Like some woozy, shambling zombie, I wandered the streets of Škofja Loka, Slovenia, hoping to find a clinic or doctor’s office and get a prescription for some antibiotics when I came upon a pharmacy. The woman behind the counter saw the state I was in and directed me to a local hospital about half a kilometer up the street.
Slovenia, like much of Europe, has a national health insurance program–a kind of Medicare for all. No copays, no questions, just show them your card. Given that I was obviously not a Slovenian citizen, the intake nurse at the emergency room explained that I’d have to pay for my treatment. I nodded my understanding and asked if I could use a credit card–no problem.
Just like any visit to the emergency room in the US, I spent the better part of a couple hours in the waiting room. Unlike a visit to the emergency room in the US, however, I didn’t need a second mortgage to pay the bill. More on this in a moment.
It took a bit, but I was eventually seen by the emergency room doctor who was especially busy as she also had to go out on calls with the ambulance crew—something I’d never seen before. Later, when she returned, we chatted (she had perfect English…) and she told me there weren’t enough doctors or EMTs in Slovenia, and so doctors often had to go out on emergency calls.
As we talked, she submitted an order for blood tests as well as a course of respiratory therapy with a nebulizer. The blood tests suggested some sort of infection and she wrote a prescription for antibiotics along with an expectorant then cleared me to go.
Being American, I was bracing myself for the sticker-shock of the bill. In the US, an emergency room visit like this along with tests would tally up somewhere in the range of $400 to $800. So, imagine my shock when the intake nurse, who was also the cashier, told me the bill for all this was a mere 22 euros and change. I thought I’d misheard him: twenty-two euros and change? That was a little less than $25 US.

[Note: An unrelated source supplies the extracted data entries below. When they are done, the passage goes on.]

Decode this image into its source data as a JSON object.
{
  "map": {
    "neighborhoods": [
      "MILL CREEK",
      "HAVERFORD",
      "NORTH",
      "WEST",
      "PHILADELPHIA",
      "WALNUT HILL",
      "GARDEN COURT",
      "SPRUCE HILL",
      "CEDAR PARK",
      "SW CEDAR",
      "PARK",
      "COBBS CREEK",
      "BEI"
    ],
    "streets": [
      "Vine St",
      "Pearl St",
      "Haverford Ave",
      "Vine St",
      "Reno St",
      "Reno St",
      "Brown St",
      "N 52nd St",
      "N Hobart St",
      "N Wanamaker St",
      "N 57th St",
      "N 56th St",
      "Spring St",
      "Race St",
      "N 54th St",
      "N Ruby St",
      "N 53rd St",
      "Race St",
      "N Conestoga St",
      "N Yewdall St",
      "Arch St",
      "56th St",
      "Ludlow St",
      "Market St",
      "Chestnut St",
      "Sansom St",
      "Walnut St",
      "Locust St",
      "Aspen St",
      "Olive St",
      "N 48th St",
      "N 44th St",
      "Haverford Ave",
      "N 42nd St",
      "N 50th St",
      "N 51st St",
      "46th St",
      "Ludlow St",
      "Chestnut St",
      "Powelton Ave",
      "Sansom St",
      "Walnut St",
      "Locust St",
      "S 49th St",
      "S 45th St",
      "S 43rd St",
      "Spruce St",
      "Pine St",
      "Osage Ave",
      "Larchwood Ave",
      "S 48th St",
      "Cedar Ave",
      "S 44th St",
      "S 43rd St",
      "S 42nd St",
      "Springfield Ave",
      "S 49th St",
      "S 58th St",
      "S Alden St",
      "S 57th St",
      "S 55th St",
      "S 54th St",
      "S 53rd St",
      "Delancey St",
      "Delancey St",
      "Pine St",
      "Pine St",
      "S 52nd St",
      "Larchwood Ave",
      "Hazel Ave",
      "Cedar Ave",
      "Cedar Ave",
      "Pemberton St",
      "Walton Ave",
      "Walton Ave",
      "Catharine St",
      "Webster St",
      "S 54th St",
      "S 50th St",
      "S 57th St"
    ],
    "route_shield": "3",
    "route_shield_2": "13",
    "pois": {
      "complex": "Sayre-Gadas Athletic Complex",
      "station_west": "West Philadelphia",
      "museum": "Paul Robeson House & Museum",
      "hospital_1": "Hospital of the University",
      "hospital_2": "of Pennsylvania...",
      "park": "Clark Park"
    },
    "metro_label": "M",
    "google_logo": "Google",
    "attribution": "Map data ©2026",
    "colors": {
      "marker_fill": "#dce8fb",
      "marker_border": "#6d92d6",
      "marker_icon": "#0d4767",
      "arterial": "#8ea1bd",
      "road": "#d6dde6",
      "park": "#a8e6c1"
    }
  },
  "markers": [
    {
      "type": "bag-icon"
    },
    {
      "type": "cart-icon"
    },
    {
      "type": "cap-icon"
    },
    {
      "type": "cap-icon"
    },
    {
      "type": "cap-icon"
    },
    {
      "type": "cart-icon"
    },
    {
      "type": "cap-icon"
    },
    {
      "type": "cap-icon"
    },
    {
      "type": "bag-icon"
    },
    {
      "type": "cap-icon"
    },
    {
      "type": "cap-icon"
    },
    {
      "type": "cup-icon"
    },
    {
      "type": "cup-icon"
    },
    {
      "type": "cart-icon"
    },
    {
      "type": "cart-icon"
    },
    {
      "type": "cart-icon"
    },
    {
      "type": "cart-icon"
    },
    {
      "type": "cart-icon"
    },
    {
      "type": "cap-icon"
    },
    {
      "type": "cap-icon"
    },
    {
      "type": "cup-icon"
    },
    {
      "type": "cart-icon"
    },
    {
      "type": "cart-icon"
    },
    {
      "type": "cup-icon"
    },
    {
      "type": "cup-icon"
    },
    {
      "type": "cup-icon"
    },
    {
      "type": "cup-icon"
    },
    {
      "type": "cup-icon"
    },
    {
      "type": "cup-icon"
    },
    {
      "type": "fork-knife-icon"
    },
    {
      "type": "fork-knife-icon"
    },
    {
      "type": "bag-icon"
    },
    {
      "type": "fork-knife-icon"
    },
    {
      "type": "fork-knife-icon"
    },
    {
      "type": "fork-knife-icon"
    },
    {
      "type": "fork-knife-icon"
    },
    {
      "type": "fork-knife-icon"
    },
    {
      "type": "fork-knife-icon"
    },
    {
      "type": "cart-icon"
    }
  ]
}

Then I started thinking about pay and later did a quick search on the web. What I learned is, the average salary for doctors in Slovenia came to about $7500 US per month, or about $90k a year–hardly astronomical, especially for a doctor. Now, throw in a tax rate of almost 40% and you begin to realize that money can’t be a big draw for the profession, at least not in Slovenia.
For instance, compare those numbers to the average salaries of doctors in the US. Once again, a quick search on the web puts the average salary for an American primary care doctor in 2019 at almost $300k. The nominal tax bracket on that kind of dough ranges from 32% to 37%. A little quick math reveals that, even at those kind of tax rates, an American doctor’s take home pay is still almost four times that of her Slovenian counterpart.
Just to be clear, I’ve got no pony in this race. I simply had an opportunity to experience first-hand the delivery and cost of emergency medical care in an EU country. Both free-market and nationalized health care systems have their flaws and, where they’ve been adopted, both cultures have come to accept those flaws. From where I stand, however, there’s an awful lot to like about a system of health care in which citizens don’t have to fear being bankrupted by an accident or illness.